Where have you been hiding?

Anfal masih tidak percaya jika gadis yang ada di hadapannya ini adalah Maira. Ternyata, Tuhan masih memberi Anfal kesempatan untuk bertemu lagi dengan dia.

Maira memeluk Haidar begitu erat, lalu memberanikan diri menatap mata jernih Anfal. Tatapannya masih sama seperti dulu, hanya kebencian yang terpancar.

"Dia anak—"

"Ini anakku! Hanya anakku!" jerit Maira.

Haidar tersentak ketika mendengar jeritan ibunya, bayi itu pun menangis karena kaget. Cepat-cepat Maira berusaha menenangkan dengan menepuk-nepuk pelan punggungnya, lalu menciumnya.

Anfal membeku melihat semua ini. Pertanyaan dibenaknya kian bercabang. Kenapa Maira bisa ada di sini? Kenapa Maira mengenakan seragam sekolah? Hanya kenapa, kenapa, dan kenapa. Sebab semuanya terlalu merumitkan.

"Semuanya udah selesai. Aku bahagia dengan kehidupan baru ini. Dan kamu pun pasti sudah bahagia bukan?" tanya Maira dengan senyum sinis.

Anfal tidak tahu harus memulai dari mana. Semuanya terlalu mengejutkan. Dia belum menyiapkan kata apapun, dia takut salah bicara. Dia sadar jika dirinya ini sudah sangat berdosa pada Maira. Namun, dia masih merasa segan untuk meminta maaf. Toh, apa dengan meminta maaf, semuanya akan kembali baik-baik saja? Tidak kan? Anfal sangat yakin, melihat dari tatapan Maira pun dia sudah tahu, jika Maira sudah sangat membencinya.

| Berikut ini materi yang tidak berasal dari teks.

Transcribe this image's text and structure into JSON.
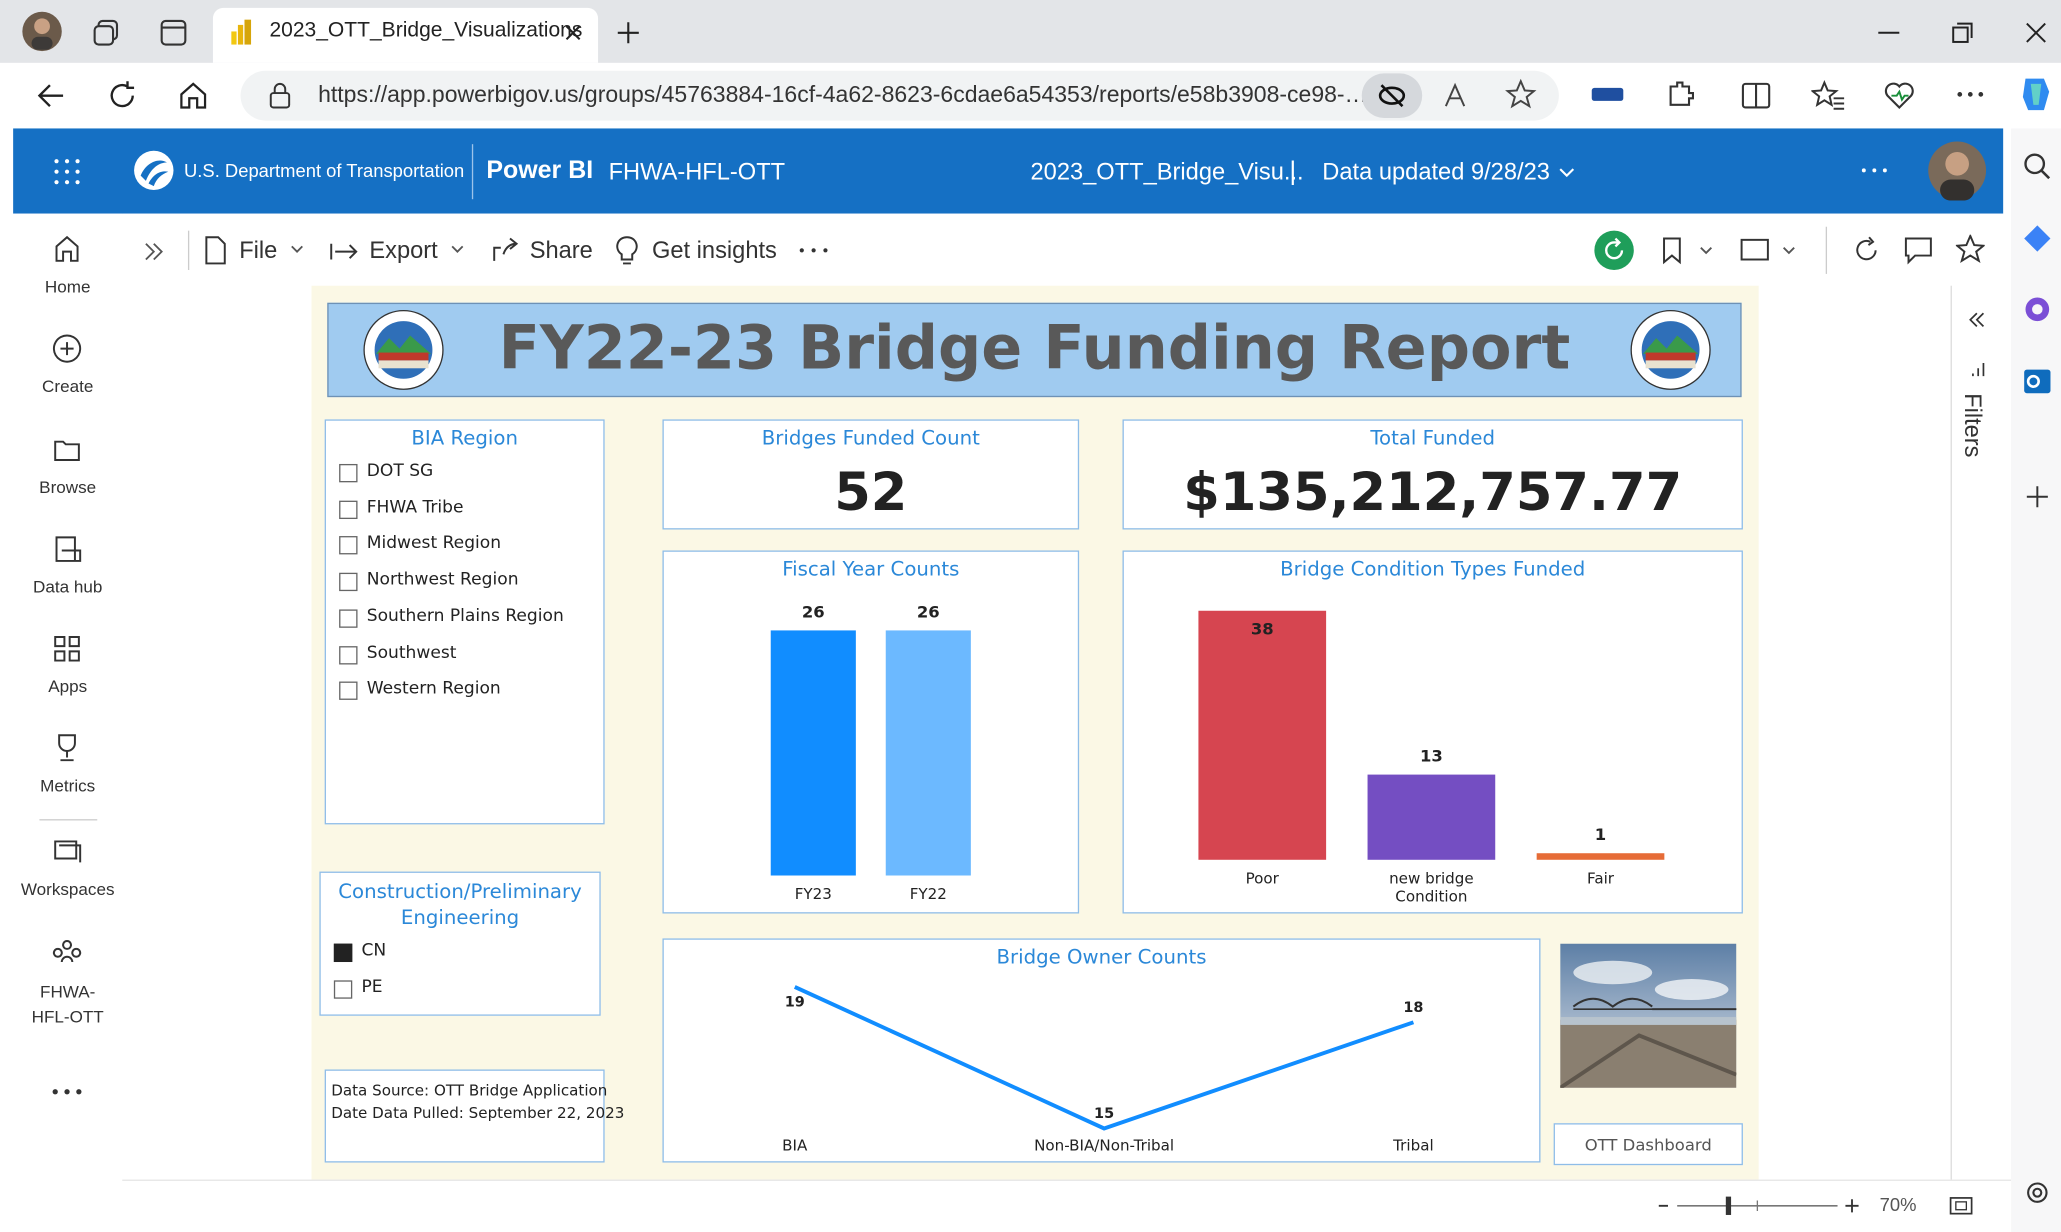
{
  "browser": {
    "tab_title": "2023_OTT_Bridge_Visualizations",
    "url": "https://app.powerbigov.us/groups/45763884-16cf-4a62-8623-6cdae6a54353/reports/e58b3908-ce98-…"
  },
  "header": {
    "org": "U.S. Department of Transportation",
    "product": "Power BI",
    "workspace": "FHWA-HFL-OTT",
    "report": "2023_OTT_Bridge_Visu...",
    "separator": "|",
    "updated": "Data updated 9/28/23"
  },
  "nav": [
    "Home",
    "Create",
    "Browse",
    "Data hub",
    "Apps",
    "Metrics",
    "Workspaces",
    "FHWA-HFL-OTT"
  ],
  "toolbar": [
    "File",
    "Export",
    "Share",
    "Get insights"
  ],
  "filters_pane": "Filters",
  "report": {
    "title": "FY22-23 Bridge Funding Report",
    "bia_slicer": {
      "title": "BIA Region",
      "items": [
        {
          "label": "DOT SG",
          "checked": false
        },
        {
          "label": "FHWA Tribe",
          "checked": false
        },
        {
          "label": "Midwest Region",
          "checked": false
        },
        {
          "label": "Northwest Region",
          "checked": false
        },
        {
          "label": "Southern Plains Region",
          "checked": false
        },
        {
          "label": "Southwest",
          "checked": false
        },
        {
          "label": "Western Region",
          "checked": false
        }
      ]
    },
    "work_slicer": {
      "title": "Construction/Preliminary Engineering",
      "items": [
        {
          "label": "CN",
          "checked": true
        },
        {
          "label": "PE",
          "checked": false
        }
      ]
    },
    "count_card": {
      "title": "Bridges Funded Count",
      "value": 52
    },
    "total_card": {
      "title": "Total Funded",
      "value": "$135,212,757.77"
    },
    "source": [
      "Data Source: OTT Bridge Application",
      "Date Data Pulled: September 22, 2023"
    ],
    "button": "OTT Dashboard"
  },
  "zoom": "70%",
  "chart_data": [
    {
      "type": "bar",
      "title": "Fiscal Year Counts",
      "categories": [
        "FY23",
        "FY22"
      ],
      "values": [
        26,
        26
      ],
      "colors": [
        "#118dff",
        "#6cb9ff"
      ]
    },
    {
      "type": "bar",
      "title": "Bridge Condition Types Funded",
      "categories": [
        "Poor",
        "new bridge Condition",
        "Fair"
      ],
      "values": [
        38,
        13,
        1
      ],
      "colors": [
        "#d64550",
        "#744ec2",
        "#e66c37"
      ]
    },
    {
      "type": "line",
      "title": "Bridge Owner Counts",
      "categories": [
        "BIA",
        "Non-BIA/Non-Tribal",
        "Tribal"
      ],
      "values": [
        19,
        15,
        18
      ],
      "color": "#118dff"
    }
  ]
}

Wajar. Sangat wajar jika dia dibenci oleh Maira. Mengingat kesalahan-kesalahan fatalnya di masa lalu, dia pun pasti akan melakukan hal yang sama jika ada di posisi Maira.

Andai saja Maira tahu, selama ini Anfal tersiksa. Anfal sudah berusaha mati-matian melupakannya, tapi selalu berujung gagal. Penyesalan itu selalu menghantui Anfal, jika saja waktu bisa berputar sedikit ke belakang, Anfal pasti akan lebih memilih hidup susah tapi tidak lari dari tanggung jawab. Daripada hidup bergelimang harta, tapi hatinya selalu terasa sesak oleh penyesalan.

"Mai—"

"Anggap aku dan kamu tidak pernah saling mengenal."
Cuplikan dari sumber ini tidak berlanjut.